Maximum Likelihood Frequency Estimation and Preamble Identification in OFDMA-based WiMAX Systems

Abstract

In multi-cellular WiMAX systems based on orthogonal frequency-division multiple-access (OFDMA), the training preamble is chosen from a set of known sequences so as to univocally identify the transmitting base station. Therefore, in addition to timing and frequency synchronization, preamble index identification is another fundamental task that a mobile terminal must successfully complete before establishing a communication link with the base station.

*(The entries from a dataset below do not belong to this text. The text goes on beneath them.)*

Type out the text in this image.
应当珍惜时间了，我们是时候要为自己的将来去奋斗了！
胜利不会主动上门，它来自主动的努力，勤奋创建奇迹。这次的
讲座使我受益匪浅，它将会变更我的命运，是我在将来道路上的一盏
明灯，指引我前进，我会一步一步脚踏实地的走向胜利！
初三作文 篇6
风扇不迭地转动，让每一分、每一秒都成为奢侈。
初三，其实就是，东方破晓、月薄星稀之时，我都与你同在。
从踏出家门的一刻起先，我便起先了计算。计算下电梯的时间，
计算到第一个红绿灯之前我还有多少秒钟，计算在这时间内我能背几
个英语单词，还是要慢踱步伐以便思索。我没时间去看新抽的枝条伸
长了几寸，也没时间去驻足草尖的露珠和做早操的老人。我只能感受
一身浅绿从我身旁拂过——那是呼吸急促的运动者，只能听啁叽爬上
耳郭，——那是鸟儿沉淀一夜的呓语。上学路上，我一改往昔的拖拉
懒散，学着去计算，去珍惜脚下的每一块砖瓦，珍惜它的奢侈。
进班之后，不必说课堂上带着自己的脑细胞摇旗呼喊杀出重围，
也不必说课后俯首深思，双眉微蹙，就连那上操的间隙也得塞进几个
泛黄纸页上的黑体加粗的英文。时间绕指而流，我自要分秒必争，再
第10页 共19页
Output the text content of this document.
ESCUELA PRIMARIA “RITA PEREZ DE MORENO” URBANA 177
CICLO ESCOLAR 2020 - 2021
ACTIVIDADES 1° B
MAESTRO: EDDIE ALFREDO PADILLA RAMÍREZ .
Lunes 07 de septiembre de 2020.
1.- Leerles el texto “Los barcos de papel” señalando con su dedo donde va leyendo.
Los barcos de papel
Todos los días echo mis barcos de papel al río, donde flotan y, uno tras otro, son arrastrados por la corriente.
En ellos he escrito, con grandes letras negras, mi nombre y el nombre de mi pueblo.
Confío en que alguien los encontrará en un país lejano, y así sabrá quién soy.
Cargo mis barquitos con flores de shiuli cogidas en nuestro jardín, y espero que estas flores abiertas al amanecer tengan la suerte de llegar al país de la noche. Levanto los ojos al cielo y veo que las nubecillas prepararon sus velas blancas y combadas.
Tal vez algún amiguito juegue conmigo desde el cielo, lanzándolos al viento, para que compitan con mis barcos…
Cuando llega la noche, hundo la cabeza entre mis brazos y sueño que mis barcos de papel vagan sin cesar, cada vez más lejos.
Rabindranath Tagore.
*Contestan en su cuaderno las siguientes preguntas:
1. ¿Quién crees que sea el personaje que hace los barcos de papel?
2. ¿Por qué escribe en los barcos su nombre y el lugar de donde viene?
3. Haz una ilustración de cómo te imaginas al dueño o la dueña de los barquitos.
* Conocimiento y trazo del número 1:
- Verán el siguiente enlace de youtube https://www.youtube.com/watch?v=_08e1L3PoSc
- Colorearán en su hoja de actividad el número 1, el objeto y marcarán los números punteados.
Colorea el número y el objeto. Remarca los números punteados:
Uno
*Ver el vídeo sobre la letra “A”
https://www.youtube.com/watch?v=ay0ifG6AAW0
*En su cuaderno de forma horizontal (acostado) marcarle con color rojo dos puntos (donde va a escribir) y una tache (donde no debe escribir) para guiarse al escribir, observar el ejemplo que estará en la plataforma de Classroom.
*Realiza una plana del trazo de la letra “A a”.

In this work we investigate the joint maximum likelihood (ML) estimation of the carrier frequency offset (CFO) and preamble index in a multicarrier system compliant with the WiMAX specifications, and derive a novel expression of the relevant Cramer-Rao bound (CRB). Since the exact ML solution is prohibitively complex in its general formulation, suboptimal algorithms are developed which can provide a reasonable trade-off between estimation accuracy and processing load. Specifically, we show that the fractional CFO can be recovered by combining the ML estimator with an existing algorithm that attains the CRB in all practical scenarios. The integral CFO and preamble index are subsequently retrieved by a suitable approximation of their joint ML estimator. Compared to existing alternatives, the resulting scheme exhibits improved accuracy and reduced sensitivity to residual timing errors. The price for these advantages is a certain increase of the system complexity.